In epoca rinascimentale le professioniste del sesso non di alto livello esercitavano nel retro bottega dei mastri candelieri, la prestazione durava il tempo di un lume, finito il quale il garzone andava ad avvertire che i minuti a disposizione erano finiti. E’ da questo ingrato compito del ragazzo di bottega, che deriva l’espressione “reggere il moccolo”.
Tra i vocaboli per definire i luoghi deputati al piacere c’è anche “Casino” che deriva proprio da Casa, ed era, un tempo, una piccola casa che i nobili destinavano alla caccia. Assumeva quindi un carattere riparato, discreto. Non era la casa, ma il piccolo casino, quello dove nascevano dei club privati, in cui gli uomini facevano le loro cose. In Francia giocavano d’azzardo (da qui il termine Casinò), nella più focosa Italia preferivano trasformare in realtà le fantasie erotiche; poiché entrambe le attività erano abbastanza rumorose si è poi usato il termine come sinonimo di “chiasso”.
I postriboli aprirono i battenti nel 1859, ai tempi della seconda guerra di indipendenza, quando Napoleone III pose come condizione, per l’intervento francese al fianco dei Savoia, la creazione di luoghi adibiti allo svago della truppa. Fu così che in Piemonte nacquero i primi bordelli: luoghi destinati al ristoro dei militari, dove, prima degli incontri amorosi, i soldati potevano mangiare, bere vino e ballare. Andati via i francesi, i bordelli rimasero in forza di una legge di pubblica sicurezza introdotta dal conte Camillo di Cavour. Con tale norma fu stabilito che le donne che “notoriamente” erano prostitute fossero iscritte in appositi registri tenuti dalla polizia, ricevessero un libretto professionale e potessero esercitare il loro mestiere o in case tollerate, oppure in un’abitazione particolare, se autorizzate. Norme rimaste in vigore per cento anni, fino alla legge Merlin.
Dopo la seconda Guerra mondiale le forti spinte dei partiti socialista e comunista, nonché dei movimenti femministi, determinarono la chiusura dei casini in tutta Europa. La Legge Merlin non ebbe un iter facile, ci vollero infatti ben dieci anni perché si giungesse all’approvazione della norma che metteva al bando la prostituzione.
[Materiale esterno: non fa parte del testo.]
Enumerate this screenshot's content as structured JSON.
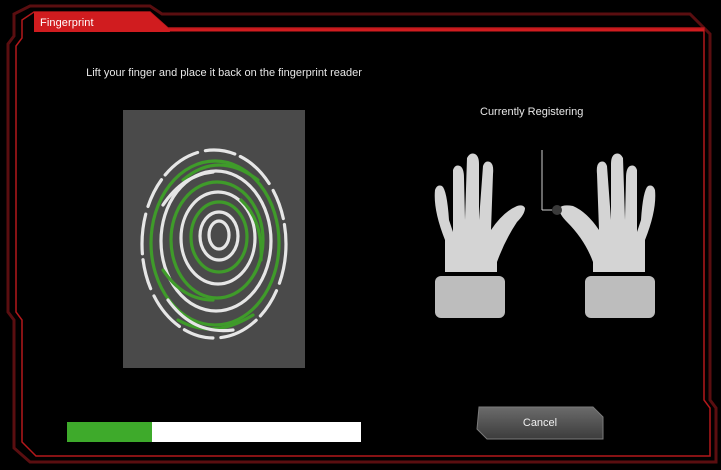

Il “mestiere più antico del mondo” ha continuato, ovviamente, ad essere esercitato senza tuttavia essere in alcun modo regolamentato.
Oggi in molti Paesi occidentali – Germania per primo – è stato nuovamente adottato il “modello regolamentarista”, cioè un sistema in cui la prostituzione è legale e regolamentata, con notevoli benefici sia in termini di sicurezza sociale (i reati contro le prostitute sono praticamente inesistenti, a differenza che nei Paesi abolizionisti come l’Italia), sia per le casse dell’erario. Solo nel nostro Paese si calcola che le prostitute siano oltre settantamila, nove milioni i clienti, per un giro d’affari che oscilla tra i due e i sei miliardi di euro (pari allo 0,5% del PIL nazionale). Una colossale evasione fiscale che sarebbe il caso di regolamentare.